Let \(Y\) be a random variable and \({\boldsymbol{X}}\) be a random vector of \(k\) variables. We denote the best linear predictor of \(Y\) given \({\boldsymbol{X}}\) by \(\mathscr{P}[Y|{\boldsymbol{X}}]\). It’s also called the linear projection of \(Y\) on \({\boldsymbol{X}}\).

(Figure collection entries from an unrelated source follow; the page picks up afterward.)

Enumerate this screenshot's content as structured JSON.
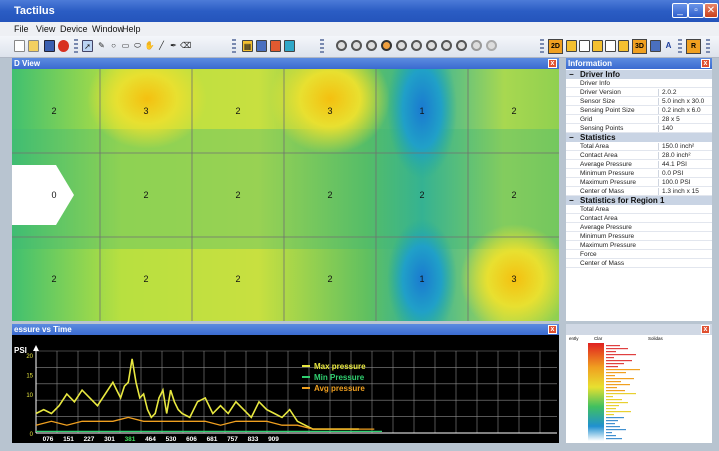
{
  "window": {
    "title": "Tactilus",
    "buttons": {
      "minimize": "_",
      "maximize": "▫",
      "close": "✕"
    }
  },
  "menu": [
    "File",
    "View",
    "Device",
    "Window",
    "Help"
  ],
  "toolbar": {
    "box_labels": [
      "2D",
      "3D",
      "A",
      "R"
    ]
  },
  "map_panel": {
    "title": "D View",
    "grid_values": [
      [
        "2",
        "3",
        "2",
        "3",
        "1",
        "2"
      ],
      [
        "0",
        "2",
        "2",
        "2",
        "2",
        "2"
      ],
      [
        "2",
        "2",
        "2",
        "2",
        "1",
        "3"
      ]
    ]
  },
  "info_panel": {
    "title": "Information",
    "sections": [
      {
        "heading": "Driver Info",
        "rows": [
          {
            "label": "Driver Info",
            "value": ""
          },
          {
            "label": "Driver Version",
            "value": "2.0.2"
          },
          {
            "label": "Sensor Size",
            "value": "5.0 inch x 30.0"
          },
          {
            "label": "Sensing Point Size",
            "value": "0.2 inch x 6.0"
          },
          {
            "label": "Grid",
            "value": "28 x 5"
          },
          {
            "label": "Sensing Points",
            "value": "140"
          }
        ]
      },
      {
        "heading": "Statistics",
        "rows": [
          {
            "label": "Total Area",
            "value": "150.0 inch²"
          },
          {
            "label": "Contact Area",
            "value": "28.0 inch²"
          },
          {
            "label": "Average Pressure",
            "value": "44.1 PSI"
          },
          {
            "label": "Minimum Pressure",
            "value": "0.0 PSI"
          },
          {
            "label": "Maximum Pressure",
            "value": "100.0 PSI"
          },
          {
            "label": "Center of Mass",
            "value": "1.3 inch x 15"
          }
        ]
      },
      {
        "heading": "Statistics for Region 1",
        "rows": [
          {
            "label": "Total Area",
            "value": ""
          },
          {
            "label": "Contact Area",
            "value": ""
          },
          {
            "label": "Average Pressure",
            "value": ""
          },
          {
            "label": "Minimum Pressure",
            "value": ""
          },
          {
            "label": "Maximum Pressure",
            "value": ""
          },
          {
            "label": "Force",
            "value": ""
          },
          {
            "label": "Center of Mass",
            "value": ""
          }
        ]
      }
    ]
  },
  "chart_panel": {
    "title": "essure vs Time"
  },
  "hist_panel": {
    "col1": "ently",
    "col2": "Clar",
    "col3": "Solidas"
  },
  "chart_data": {
    "type": "line",
    "ylabel": "PSI",
    "ylim": [
      0,
      20
    ],
    "yticks": [
      0,
      10,
      15,
      20
    ],
    "xtick_labels": [
      "076",
      "151",
      "227",
      "301",
      "381",
      "464",
      "530",
      "606",
      "681",
      "757",
      "833",
      "909"
    ],
    "highlight_tick": "381",
    "grid": true,
    "legend_position": "center-right",
    "series": [
      {
        "name": "Max pressure",
        "color": "#e8e840",
        "x": [
          0,
          20,
          40,
          60,
          80,
          100,
          120,
          140,
          160,
          180,
          200,
          210,
          220,
          230,
          240,
          250,
          260,
          270,
          280,
          290,
          300,
          310,
          320,
          330,
          340,
          350,
          360,
          370,
          380,
          400,
          420,
          440,
          460,
          480,
          500,
          520,
          540,
          560,
          580,
          600,
          620,
          640,
          660,
          680,
          700,
          720,
          740,
          760,
          780,
          800,
          820,
          840
        ],
        "values": [
          5,
          6,
          5,
          7,
          10,
          8,
          11,
          9,
          7,
          10,
          13,
          11,
          9,
          12,
          13,
          19,
          13,
          9,
          10,
          6,
          4,
          5,
          9,
          11,
          5,
          11,
          8,
          6,
          5,
          4,
          8,
          9,
          5,
          7,
          5,
          8,
          6,
          4,
          8,
          6,
          5,
          4,
          6,
          3,
          2,
          1,
          1,
          1,
          1,
          1,
          1,
          1
        ]
      },
      {
        "name": "Min Pressure",
        "color": "#30d070",
        "x": [
          0,
          100,
          200,
          300,
          400,
          500,
          600,
          700,
          800,
          900
        ],
        "values": [
          0.4,
          0.4,
          0.4,
          0.4,
          0.4,
          0.4,
          0.4,
          0.4,
          0.4,
          0.4
        ]
      },
      {
        "name": "Avg pressure",
        "color": "#f0a020",
        "x": [
          0,
          40,
          80,
          120,
          160,
          200,
          240,
          280,
          320,
          360,
          400,
          440,
          480,
          520,
          560,
          600,
          640,
          680,
          720,
          760,
          800,
          840,
          880
        ],
        "values": [
          2,
          3,
          2,
          3,
          3,
          3,
          4,
          3,
          3,
          3,
          3,
          3,
          2,
          3,
          3,
          3,
          2,
          2,
          1,
          1,
          1,
          1,
          1
        ]
      }
    ]
  }
}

Theorem 4.2 (Best Linear Predictor) Under the following assumptions

\({\mathbb{E}\left[ Y^2 \right]}<\infty\)
\({\mathbb{E}\left[ ||\bf{X}||^2 \right]}<\infty\)
\({\mathbb{Q}}_{\bf{XX}}\stackrel{\text{def}}{=}{\mathbb{E}\left[ {\boldsymbol{X}}^T{\boldsymbol{X}} \right]}\) is positive-definite

the best linear predictor exists uniquely, and has the form \[ \mathscr{P}[Y|{\boldsymbol{X}}]={\boldsymbol{X}}{\boldsymbol{\beta}}, \] where \({\boldsymbol{\beta}}=\left({\mathbb{E}\left[ {\boldsymbol{X}}^T{\boldsymbol{X}} \right]}\right)^{-1}{\mathbb{E}}[{\boldsymbol{X}}^TY]\) is a column vector.

In the following theorem, we show that the BLP error is uncorrelated to the explanatory variables.

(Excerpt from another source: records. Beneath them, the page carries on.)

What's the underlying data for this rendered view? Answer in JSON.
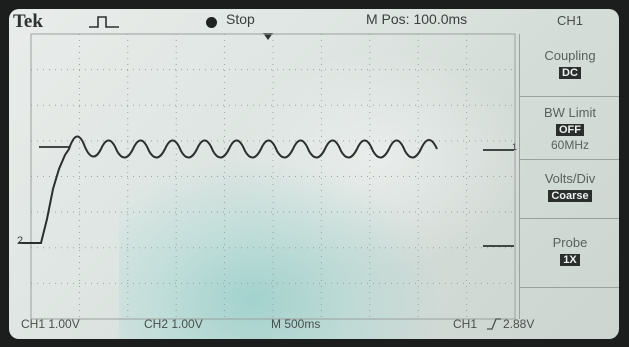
{
  "header": {
    "brand": "Tek",
    "run_state": "Stop",
    "horizontal_position": "M Pos: 100.0ms",
    "channel": "CH1"
  },
  "side_menu": {
    "coupling": {
      "title": "Coupling",
      "value": "DC"
    },
    "bw_limit": {
      "title": "BW Limit",
      "value": "OFF",
      "sub": "60MHz"
    },
    "volts_div": {
      "title": "Volts/Div",
      "value": "Coarse"
    },
    "probe": {
      "title": "Probe",
      "value": "1X"
    }
  },
  "footer": {
    "ch1_scale": "CH1    1.00V",
    "ch2_scale": "CH2    1.00V",
    "timebase": "M 500ms",
    "trigger": "CH1",
    "trigger_level": "2.88V"
  },
  "markers": {
    "ch2_ground": "2",
    "ch1_ref": "1"
  },
  "colors": {
    "trace": "#2b302e",
    "graticule": "#9aa19e",
    "screen": "#e4e9e7"
  }
}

Theorem 4.3 (Best Linear Predictor Error) If the BLP exists, the linear projection error \(\varepsilon=Y-\mathscr{P}[Y|{\boldsymbol{X}}]\) follows the following properties:

\({\mathbb{E}}[{\boldsymbol{X}}^T\varepsilon]={\boldsymbol{0}}\)
moreover, \({\mathbb{E}}[\varepsilon]=0\) if \({\boldsymbol{X}}=\begin{bmatrix}1 & X_{[1]} & \ldots & X_{[k]} \end{bmatrix}\) contains a constant.